Assessing the Cost-Effectiveness of Providing Contraceptive Services
The financial and human cost of unintended pregnancy is much debated, but the public sector savings realized through the provision of contraception is well-established, largely due to work done by ANSIRH researchers, Drs. Diana Foster and M. Antonia Biggs, and the Bixby Center for Global Reproductive Health at UCSF. Researchers at ANSIRH and the Bixby Center have a longtime partnership with California’s Medicaid family planning expansion program – known as Family Planning, Access, Care and Treatment (Family PACT) – to assess the impact of the program and demonstrate the value of public funding for contraceptive programs.

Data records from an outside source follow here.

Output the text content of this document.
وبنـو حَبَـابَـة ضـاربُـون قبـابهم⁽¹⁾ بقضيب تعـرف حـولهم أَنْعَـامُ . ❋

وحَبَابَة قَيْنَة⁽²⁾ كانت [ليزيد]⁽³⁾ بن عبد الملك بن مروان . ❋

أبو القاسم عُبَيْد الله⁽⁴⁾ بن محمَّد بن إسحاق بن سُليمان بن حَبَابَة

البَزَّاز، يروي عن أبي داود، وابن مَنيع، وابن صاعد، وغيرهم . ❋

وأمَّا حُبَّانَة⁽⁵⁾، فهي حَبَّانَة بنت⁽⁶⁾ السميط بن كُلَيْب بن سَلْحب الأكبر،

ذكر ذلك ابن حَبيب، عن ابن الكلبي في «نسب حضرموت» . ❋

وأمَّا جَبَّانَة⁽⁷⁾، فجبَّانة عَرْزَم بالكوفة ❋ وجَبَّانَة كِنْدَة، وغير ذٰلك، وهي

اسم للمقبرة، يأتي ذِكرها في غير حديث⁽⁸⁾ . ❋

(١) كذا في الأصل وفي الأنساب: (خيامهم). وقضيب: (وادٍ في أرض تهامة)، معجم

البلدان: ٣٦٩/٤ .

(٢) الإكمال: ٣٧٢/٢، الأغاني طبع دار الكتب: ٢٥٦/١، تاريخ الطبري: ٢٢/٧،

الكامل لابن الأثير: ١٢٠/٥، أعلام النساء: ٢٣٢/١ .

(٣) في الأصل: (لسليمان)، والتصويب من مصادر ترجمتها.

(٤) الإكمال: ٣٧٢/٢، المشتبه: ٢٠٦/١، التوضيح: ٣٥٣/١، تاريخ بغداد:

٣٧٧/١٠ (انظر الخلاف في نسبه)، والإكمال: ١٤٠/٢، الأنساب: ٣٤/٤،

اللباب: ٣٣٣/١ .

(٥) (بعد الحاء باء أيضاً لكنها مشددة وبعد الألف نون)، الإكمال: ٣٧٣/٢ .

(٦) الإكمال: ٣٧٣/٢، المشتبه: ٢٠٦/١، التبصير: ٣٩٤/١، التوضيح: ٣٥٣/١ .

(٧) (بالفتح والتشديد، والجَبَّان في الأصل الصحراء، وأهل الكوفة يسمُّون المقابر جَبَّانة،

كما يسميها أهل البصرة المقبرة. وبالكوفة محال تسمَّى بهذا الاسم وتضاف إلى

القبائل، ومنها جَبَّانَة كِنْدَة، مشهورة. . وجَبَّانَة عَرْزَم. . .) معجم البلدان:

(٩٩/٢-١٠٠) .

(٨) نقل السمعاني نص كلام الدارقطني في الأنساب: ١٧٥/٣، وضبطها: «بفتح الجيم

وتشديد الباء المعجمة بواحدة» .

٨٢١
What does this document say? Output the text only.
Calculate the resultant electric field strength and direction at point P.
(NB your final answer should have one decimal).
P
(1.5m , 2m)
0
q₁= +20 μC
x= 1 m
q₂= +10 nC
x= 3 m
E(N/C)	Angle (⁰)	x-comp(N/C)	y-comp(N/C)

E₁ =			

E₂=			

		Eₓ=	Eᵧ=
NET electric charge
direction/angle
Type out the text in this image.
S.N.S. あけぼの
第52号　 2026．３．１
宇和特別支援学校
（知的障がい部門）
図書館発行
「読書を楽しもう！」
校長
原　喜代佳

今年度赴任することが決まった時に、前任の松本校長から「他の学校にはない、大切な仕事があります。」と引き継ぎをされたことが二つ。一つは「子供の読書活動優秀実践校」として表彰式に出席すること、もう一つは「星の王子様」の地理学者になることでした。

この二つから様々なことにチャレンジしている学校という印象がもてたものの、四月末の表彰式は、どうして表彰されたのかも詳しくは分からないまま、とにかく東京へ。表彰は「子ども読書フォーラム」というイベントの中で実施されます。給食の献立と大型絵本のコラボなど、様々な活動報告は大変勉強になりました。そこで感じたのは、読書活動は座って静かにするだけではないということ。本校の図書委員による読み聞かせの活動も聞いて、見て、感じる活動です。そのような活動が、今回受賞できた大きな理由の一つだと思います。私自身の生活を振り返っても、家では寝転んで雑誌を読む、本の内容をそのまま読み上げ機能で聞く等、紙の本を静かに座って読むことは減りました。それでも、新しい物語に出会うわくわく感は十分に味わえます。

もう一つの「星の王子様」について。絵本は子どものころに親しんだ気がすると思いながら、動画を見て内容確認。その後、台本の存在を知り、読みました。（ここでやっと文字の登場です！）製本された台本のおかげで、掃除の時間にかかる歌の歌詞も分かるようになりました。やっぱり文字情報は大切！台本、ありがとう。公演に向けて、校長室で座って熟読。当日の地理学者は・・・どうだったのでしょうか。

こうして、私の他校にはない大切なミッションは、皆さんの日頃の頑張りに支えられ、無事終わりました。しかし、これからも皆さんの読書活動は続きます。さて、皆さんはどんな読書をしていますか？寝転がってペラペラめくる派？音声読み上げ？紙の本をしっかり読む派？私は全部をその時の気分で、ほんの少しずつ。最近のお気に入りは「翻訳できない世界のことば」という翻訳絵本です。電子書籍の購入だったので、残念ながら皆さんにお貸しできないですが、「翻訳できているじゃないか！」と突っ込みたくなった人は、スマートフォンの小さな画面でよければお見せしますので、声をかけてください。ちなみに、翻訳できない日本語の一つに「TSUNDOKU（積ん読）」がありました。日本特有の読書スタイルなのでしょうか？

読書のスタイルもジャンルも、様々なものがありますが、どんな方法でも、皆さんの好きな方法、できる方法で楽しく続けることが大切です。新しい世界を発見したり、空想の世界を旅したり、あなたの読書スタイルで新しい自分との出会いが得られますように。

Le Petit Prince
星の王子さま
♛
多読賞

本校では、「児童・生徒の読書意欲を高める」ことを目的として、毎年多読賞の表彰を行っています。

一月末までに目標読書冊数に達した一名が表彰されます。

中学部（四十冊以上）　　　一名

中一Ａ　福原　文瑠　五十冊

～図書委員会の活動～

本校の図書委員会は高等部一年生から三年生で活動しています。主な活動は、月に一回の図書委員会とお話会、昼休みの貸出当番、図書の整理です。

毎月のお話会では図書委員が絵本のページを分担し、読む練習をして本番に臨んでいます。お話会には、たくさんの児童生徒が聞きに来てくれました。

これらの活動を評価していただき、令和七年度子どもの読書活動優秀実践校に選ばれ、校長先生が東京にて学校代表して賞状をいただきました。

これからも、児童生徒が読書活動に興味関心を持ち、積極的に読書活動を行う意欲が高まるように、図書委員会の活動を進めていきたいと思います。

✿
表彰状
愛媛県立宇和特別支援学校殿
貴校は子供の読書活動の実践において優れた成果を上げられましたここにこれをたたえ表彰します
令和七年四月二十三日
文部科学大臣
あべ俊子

Drs. Foster and Biggs, and colleagues from the Bixby Center, including Dr. Claire Brindis and Dr. Philip Darney, have shown that every dollar spent on family planning services saves over $9 in public sector expenditures. Since all methods of contraception are cost-effective, offering a range of contraceptive options can enable women to choose the one that best fits their needs and still be “fiscally advisable.” These studies have shown that providing a year's worth of birth control pills resulted in higher contraceptive continuation and fewer pregnancies over time, and health systems around the country have adopted this practice. The large and compelling body of work created by the Bixby/ANSIRH team on the effectiveness of the Family PACT program has contributed to it becoming a model for other states.
This collaboration has also established that advance provision of emergency contraception has significant cost-saving potential and that provision of postpartum contraception encourages healthy spacing between pregnancies and decreases the rate of subsequent preterm births.